La destruction de l’école conventionnée catholique Chebumba à la suite des pluies diluviennes qui se sont abattues dans le territoire de Kalehe, en province du Sud-Kivu, ainsi que la situation humanitaire précaire que traversent les déplacés de guerre venus d’Uvira et installés à Kamanyola, dans le territoire de Walungu, font partie des sujets commentés par les médias en ligne jeudi 29 janvier 2026.
Commençons par Kivu Time.com, qui écrit que l’école primaire conventionnée catholique Chebumba, située dans le groupement de Buzi, territoire de Kalehe, a subi d’importants dégâts matériels le mercredi 28 janvier 2026, à la suite d’une pluie diluvienne accompagnée de vents violents. Les infrastructures, les pupitres, les tableaux noirs et les fournitures scolaires ont été en grande partie détruits ou rendus inutilisables.
Selon ce média, les activités scolaires sont actuellement suspendues, plongeant les élèves dans une situation encore plus précaire, dans une région déjà fragilisée par les conflits armés qui touchent l’Est de la RDC.
Face à cette urgence, la direction de l’école appelle les autorités provinciales et les organisations humanitaires à intervenir rapidement afin de réhabiliter les bâtiments et permettre aux enfants de reprendre l’école dans les plus brefs délais, poursuit ce média.

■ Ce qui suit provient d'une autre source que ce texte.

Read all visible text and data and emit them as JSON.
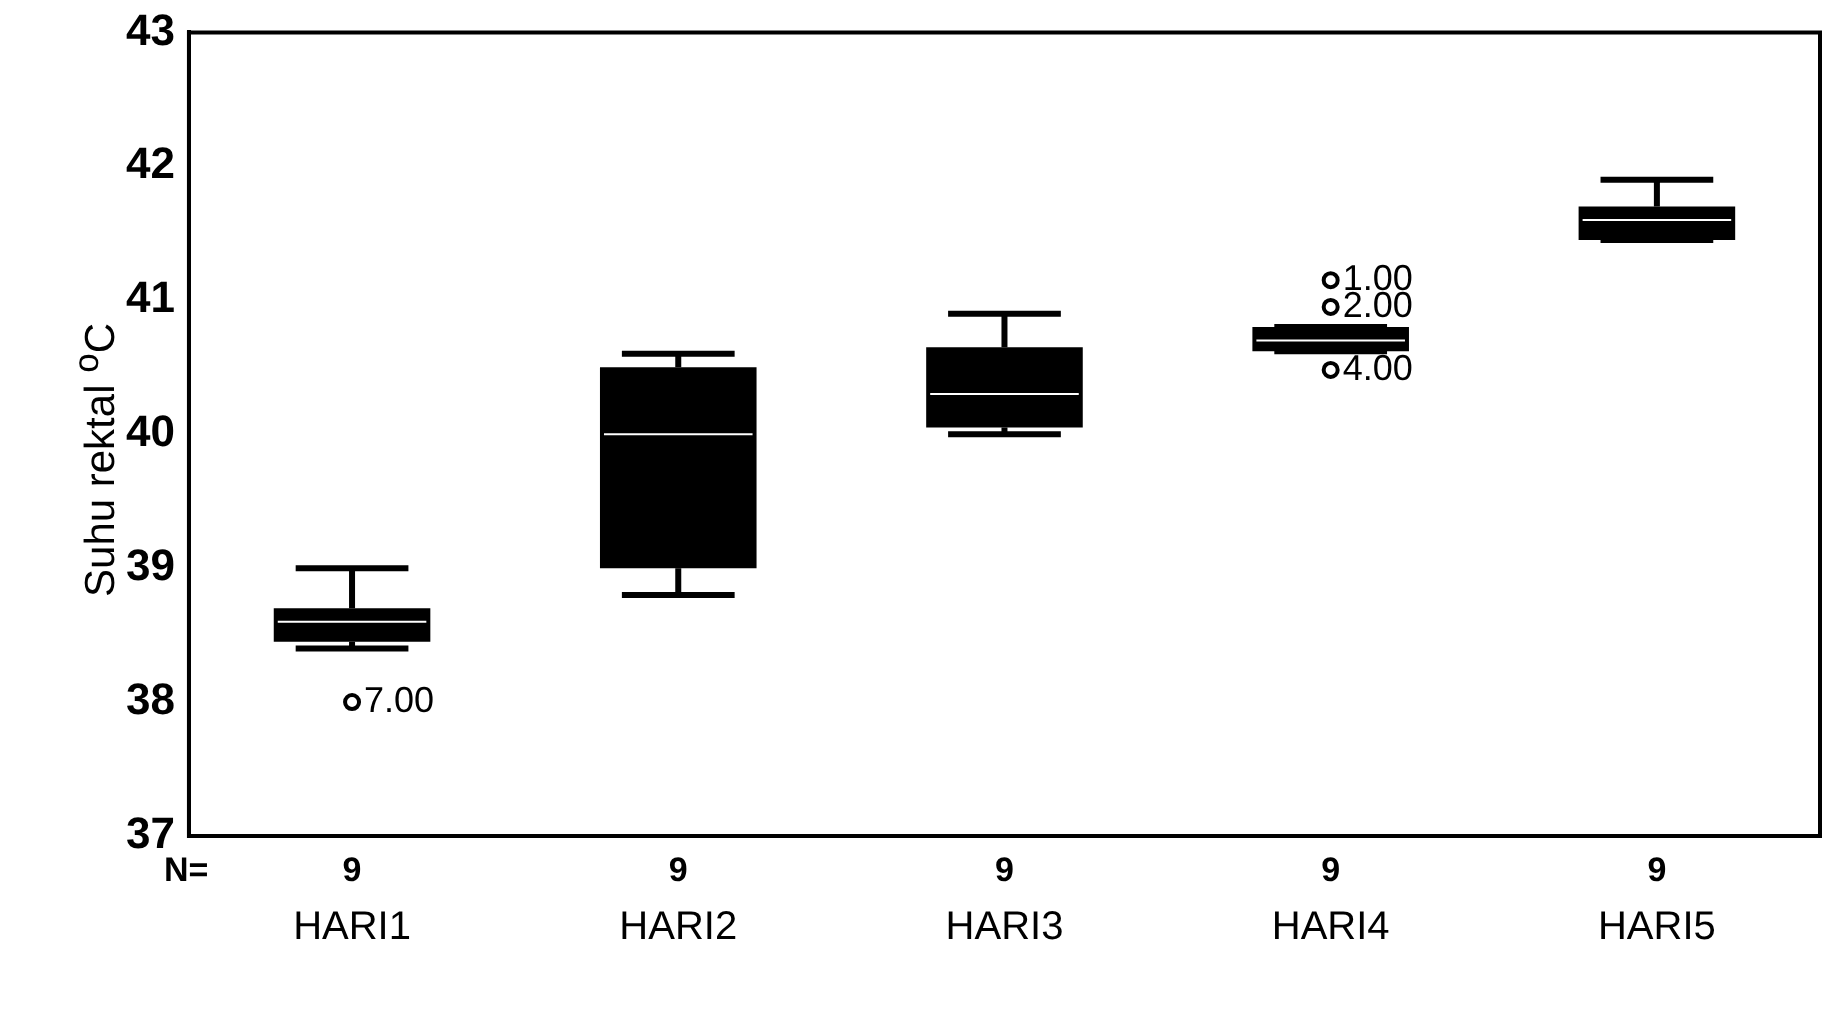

De son côté, Watoto News indique que la ville de Bukavu fait face à une pénurie d’eau potable malgré sa proximité avec d’importantes ressources naturelles comme le lac Kivu et la rivière Ruzizi. Une situation jugée paradoxale qui prive une grande partie de la population d’un accès régulier à l’eau, indispensable à la vie quotidienne, et révèle un problème majeur d’infrastructures et de gestion.
Les enfants sont les plus touchés par cette crise, ajoute ce média. À l’image de Moïse Kilimo, adolescent de Cidasa, et de son frère Étienne, de nombreux jeunes commencent leurs journées par de longues marches dès l’aube pour chercher de l’eau à Panzi. Ce parcours pénible et dangereux les expose à l’insécurité, à la fatigue et leur enlève du temps pour le sommeil et les études, renchérit Watoto News.
Cette réalité concerne plusieurs quartiers de Bukavu, où les enfants deviennent porteurs d’eau au détriment de leur enfance. La pénurie d’eau est ainsi une grave question sociale et humaine qui menace la santé, l’éducation et l’avenir des jeunes. Des solutions urgentes et durables sont nécessaires pour garantir un accès équitable à l’eau potable, précise ce média.
Terminons par La Prunelle RDC, qui indique que les déplacés de guerre venus d’Uvira et installés à Kamanyola, dans le territoire de Walungu au Sud-Kivu, vivent dans des conditions humanitaires extrêmement difficiles depuis leur arrivée le 17 janvier 2026, à la suite des violences et du retrait du mouvement AFC-M23.
Selon ce média, ces déplacés souffrent d’un manque d’eau potable, de pénuries alimentaires, de l’absence de soins adéquats et de l’interruption de la scolarité des enfants.
Malgré l’aide apportée par certaines organisations humanitaires, les besoins restent largement supérieurs à l’assistance disponible. Ces déplacés manquent d’objets essentiels comme des matelas et des vêtements, et beaucoup d’enfants sont malades ou non scolarisés, faute de places dans les écoles locales déjà saturées.
Plusieurs déplacés, notamment de la communauté Banyamulenge, souhaitent retourner à Uvira, mais seulement si leur sécurité est garantie. Face à l’aggravation de la crise, ils lancent un appel urgent pour une assistance humanitaire plus large et mieux coordonnée, conclut ce média.